Rooney has been commissioned by organisations such as Ikon Gallery; Grizedale Arts; Film and Video Umbrella; Cambridge University Museums; and Tate Liverpool. He has undertaken artist residencies at The British School at Rome; Tate Liverpool; Proyecto Batiscafo, Havana; Mobile Academy, Berlin; and Berwick Visual Arts; and has been awarded fellowships at Durham University; University of Dundee; University of Oxford; University of Melbourne; and University of Wolverhampton. Rooney was the winner of Art Prize North in 2003; the second Northern Art Prize in 2008; and two of his installations were purchased for the Arts Council Collection in 2015.

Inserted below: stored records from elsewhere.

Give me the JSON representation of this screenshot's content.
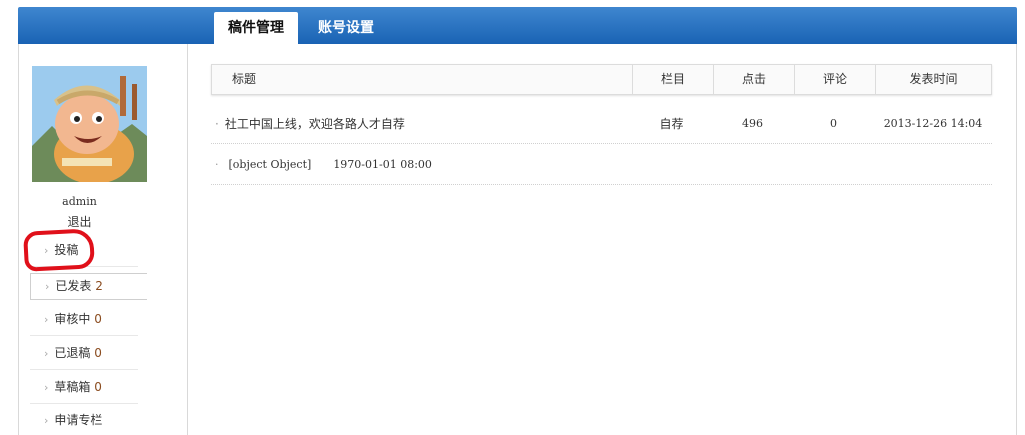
{
  "tabs": {
    "manage": "稿件管理",
    "account": "账号设置"
  },
  "user": {
    "name": "admin",
    "logout": "退出"
  },
  "menu": [
    {
      "label": "投稿",
      "count": ""
    },
    {
      "label": "已发表",
      "count": "2"
    },
    {
      "label": "审核中",
      "count": "0"
    },
    {
      "label": "已退稿",
      "count": "0"
    },
    {
      "label": "草稿箱",
      "count": "0"
    },
    {
      "label": "申请专栏",
      "count": ""
    }
  ],
  "icons": {
    "chevron": "›",
    "bullet": "·"
  },
  "table": {
    "headers": {
      "title": "标题",
      "column": "栏目",
      "clicks": "点击",
      "comments": "评论",
      "time": "发表时间"
    },
    "rows": [
      {
        "title": "社工中国上线，欢迎各路人才自荐",
        "column": "自荐",
        "clicks": "496",
        "comments": "0",
        "time": "2013-12-26 14:04"
      },
      {
        "title": "[object Object]",
        "time": "1970-01-01 08:00"
      }
    ]
  },
  "colors": {
    "topbar": "#1a63b4",
    "annotation": "#e0101a",
    "count": "#8a4b1e"
  }
}
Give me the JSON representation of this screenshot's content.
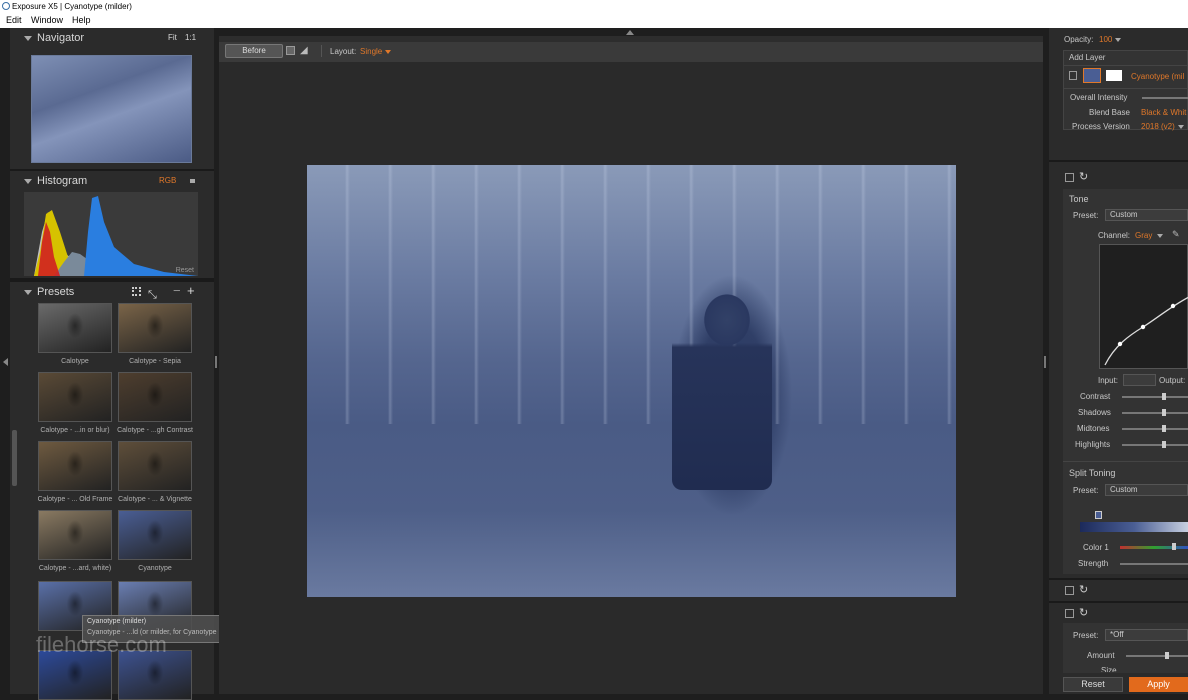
{
  "window": {
    "title": "Exposure X5 | Cyanotype (milder)"
  },
  "menu": [
    "Edit",
    "Window",
    "Help"
  ],
  "navigator": {
    "title": "Navigator",
    "fit": "Fit",
    "one_to_one": "1:1"
  },
  "histogram": {
    "title": "Histogram",
    "channel": "RGB",
    "reset": "Reset"
  },
  "presets": {
    "title": "Presets",
    "items": [
      {
        "label": "Calotype",
        "tone": "#6a6a6a"
      },
      {
        "label": "Calotype - Sepia",
        "tone": "#7a6448"
      },
      {
        "label": "Calotype - ...in or blur)",
        "tone": "#5a4a36"
      },
      {
        "label": "Calotype - ...gh Contrast",
        "tone": "#4e3e2e"
      },
      {
        "label": "Calotype - ... Old Frame",
        "tone": "#6e5a40"
      },
      {
        "label": "Calotype - ... & Vignette",
        "tone": "#5e4e3a"
      },
      {
        "label": "Calotype - ...ard, white)",
        "tone": "#8a7a62"
      },
      {
        "label": "Cyanotype",
        "tone": "#4a5e94"
      },
      {
        "label": "",
        "tone": "#5a70a8"
      },
      {
        "label": "",
        "tone": "#6a7eb2"
      },
      {
        "label": "",
        "tone": "#2d4a9a"
      },
      {
        "label": "",
        "tone": "#3d5290"
      }
    ]
  },
  "tooltip": {
    "line1": "Cyanotype (milder)",
    "line2": "Cyanotype - ...ld (or milder, for Cyanotype"
  },
  "watermark": "filehorse.com",
  "toolbar": {
    "before": "Before",
    "layout_label": "Layout:",
    "layout_value": "Single"
  },
  "right": {
    "opacity_label": "Opacity:",
    "opacity_value": "100",
    "add_layer": "Add Layer",
    "layer_name": "Cyanotype (mil",
    "overall_intensity": "Overall Intensity",
    "blend_base_label": "Blend Base",
    "blend_base_value": "Black & Whit",
    "process_version_label": "Process Version",
    "process_version_value": "2018 (v2)",
    "tone_title": "Tone",
    "preset_label": "Preset:",
    "preset_value": "Custom",
    "channel_label": "Channel:",
    "channel_value": "Gray",
    "input_label": "Input:",
    "output_label": "Output:",
    "sliders": [
      "Contrast",
      "Shadows",
      "Midtones",
      "Highlights"
    ],
    "split_toning_title": "Split Toning",
    "split_preset_label": "Preset:",
    "split_preset_value": "Custom",
    "color1_label": "Color 1",
    "strength_label": "Strength",
    "bottom_preset_label": "Preset:",
    "bottom_preset_value": "*Off",
    "amount_label": "Amount",
    "size_label": "Size",
    "reset_button": "Reset",
    "apply_button": "Apply"
  }
}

Paul Rooney’s work has been broadcast by John Peel (Radio 1), Ian McMillan (The Verb, Radio 3), Huw Stephens (Radio 1), Stuart Maconie (6 Music) and Tom Service (Music Matters, Radio 3), and his 2007 post-punk dub 12″ single Lucy Over Lancashire was described by BBC 6 Music’s Marc Riley as a “masterpiece”. His latest album is Surface Industries II (2023), the second of two ambient skewed-folk-pop albums focussing on service industries jobs, with guest vocals from folk singers Jackie Oates and Frankie Armstrong. These albums are released on Owd Scrat Records, a current ongoing label project by Rooney and other collaborators in which all of the label artists (apart from Rooney himself) are fictional personae with often longstanding and interrelated backstories.